Tectonic Evolution of the Western Grenville Orogen: Insight from Numerical Models for Syn- and Post-Convergent Flow of Heterogeneous Crust

The western Grenville Orogen in Ontario displays across-strike variations in age, tectonic history, and protolith association suggesting variable pre-collision crustal strength. The Laurentian margin and accreted terranes were variably reworked at synorogenic depths of 25-35 km and temperatures of 700-900°C during the Ottawan orogeny. Deformation propagated from juvenile monocyclic rocks in the southeast into polycyclic rocks flanking the craton on the northwest. Thrusting in the Grenville Front Tectonic Zone during the terminal Rigolet orogenic phase overlapped with ductile extension in the orogenic core. Crustal-scale numerical models with variable lower crustal strength are used to investigate deformation of a simplified orogenic system in which a strong craton, flanked by progressively weaker terranes, collides with another continent. Middle and upper crust is laterally homogeneous and subject to melt-weakening.

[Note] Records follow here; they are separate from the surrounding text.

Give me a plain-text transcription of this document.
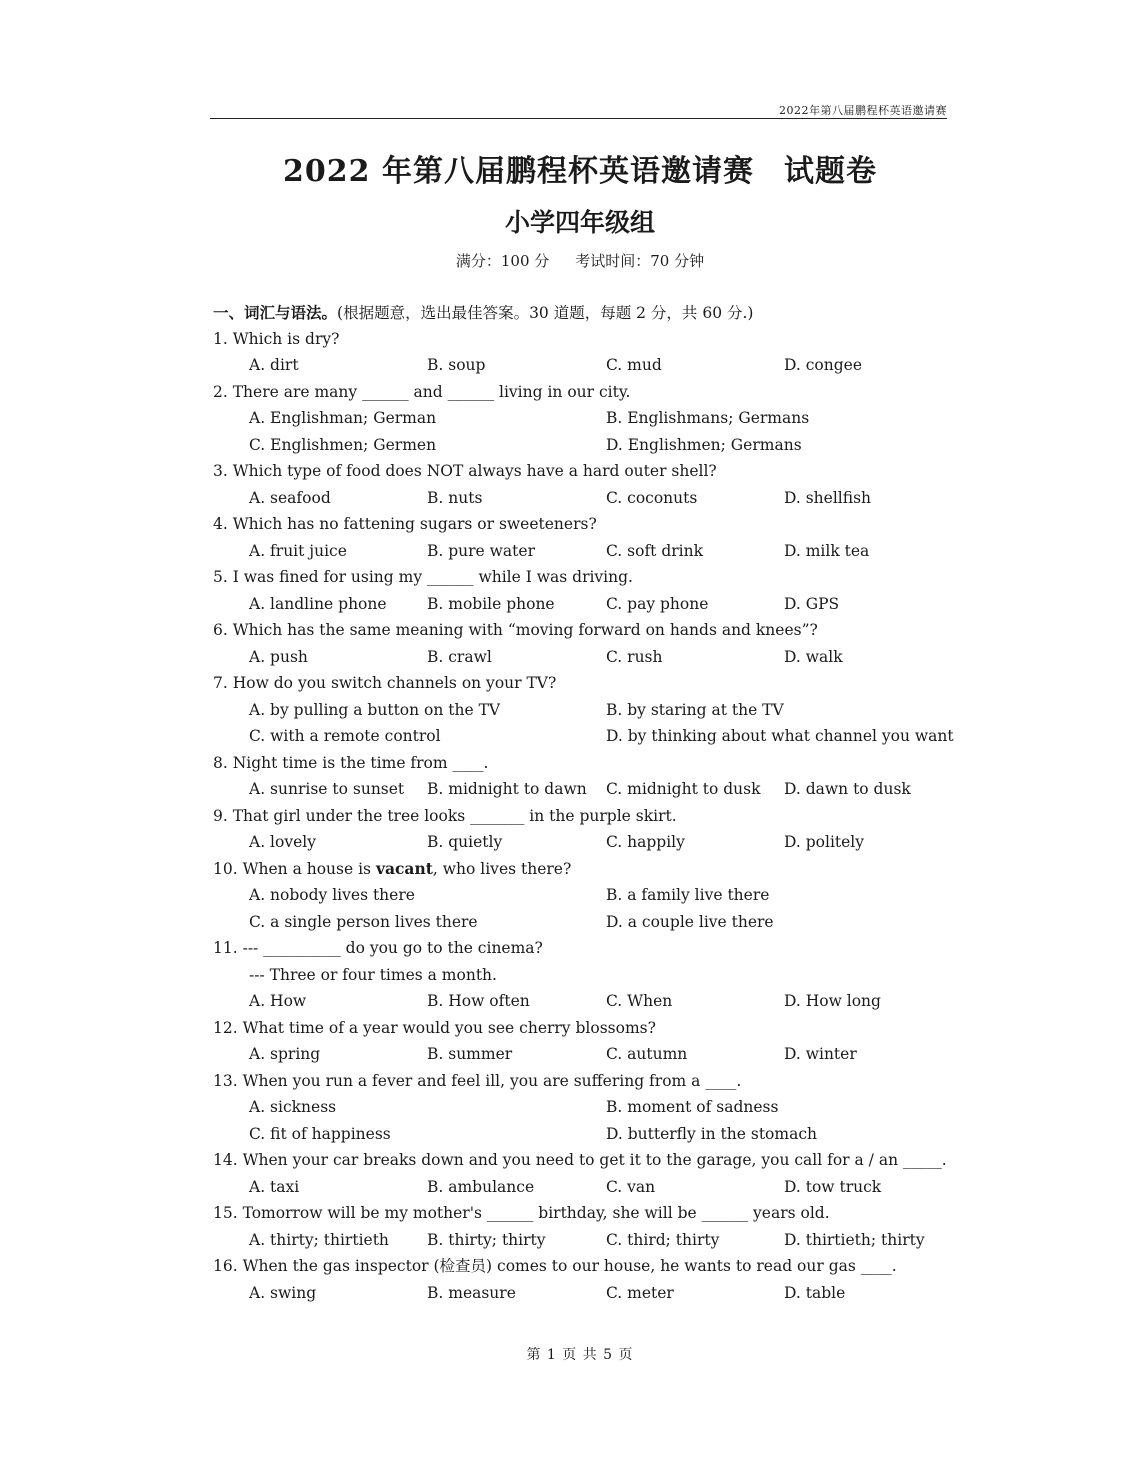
2022年第八届鹏程杯英语邀请赛
2022 年第八届鹏程杯英语邀请赛 试题卷
小学四年级组
满分：100 分 考试时间：70 分钟
一、词汇与语法。(根据题意，选出最佳答案。30 道题，每题 2 分，共 60 分.)
1. Which is dry?
A. dirt	B. soup	C. mud	D. congee
2. There are many ______ and ______ living in our city.
A. Englishman; German	B. Englishmans; Germans
C. Englishmen; Germen	D. Englishmen; Germans
3. Which type of food does NOT always have a hard outer shell?
A. seafood	B. nuts	C. coconuts	D. shellfish
4. Which has no fattening sugars or sweeteners?
A. fruit juice	B. pure water	C. soft drink	D. milk tea
5. I was fined for using my ______ while I was driving.
A. landline phone	B. mobile phone	C. pay phone	D. GPS
6. Which has the same meaning with “moving forward on hands and knees”?
A. push	B. crawl	C. rush	D. walk
7. How do you switch channels on your TV?
A. by pulling a button on the TV	B. by staring at the TV
C. with a remote control	D. by thinking about what channel you want
8. Night time is the time from ____.
A. sunrise to sunset B. midnight to dawn C. midnight to dusk D. dawn to dusk
9. That girl under the tree looks _______ in the purple skirt.
A. lovely	B. quietly	C. happily	D. politely
10. When a house is vacant, who lives there?
A. nobody lives there	B. a family live there
C. a single person lives there	D. a couple live there
11. --- __________ do you go to the cinema?
--- Three or four times a month.
A. How	B. How often	C. When	D. How long
12. What time of a year would you see cherry blossoms?
A. spring	B. summer	C. autumn	D. winter
13. When you run a fever and feel ill, you are suffering from a ____.
A. sickness	B. moment of sadness
C. fit of happiness	D. butterfly in the stomach
14. When your car breaks down and you need to get it to the garage, you call for a / an _____.
A. taxi	B. ambulance	C. van	D. tow truck
15. Tomorrow will be my mother's ______ birthday, she will be ______ years old.
A. thirty; thirtieth B. thirty; thirty	C. third; thirty	D. thirtieth; thirty
16. When the gas inspector (检查员) comes to our house, he wants to read our gas ____.
A. swing	B. measure	C. meter	D. table
第 1 页 共 5 页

With progressive convergence, thickening, and heating, lower crust becomes decoupled from overlying crust, forming a ductile orogenic infrastructure beneath a stronger superstructure. Collision with strong external crust results in expulsion of weak lower crust from the orogenic core, creating allochthonous ductile nappes overlying a lower crustal indentor. When convergence is stopped, the model orogen undergoes gravitational spreading, leading to ductile thinning in the core and thrusting at the flanks. Discrete normal-sense ductile shear zones develop in melt-weakened middle crust just above the leading edge of the indentor. Comparison between model results and data from the Georgian Bay transect shows close correspondence between observed and predicted crustal architecture and PTt paths. This demonstrates that the models produce geologically realistic results, and offers a context for interpreting the tectonic evolution of the western Grenville orogen. In particular, the results provide an explanation for detachment and transport of the Parry Sound klippe, and suggest that late-stage GFTZ thrusting and coeval extension in the orogenic core reflect gravitational spreading following the end of tectonic convergence.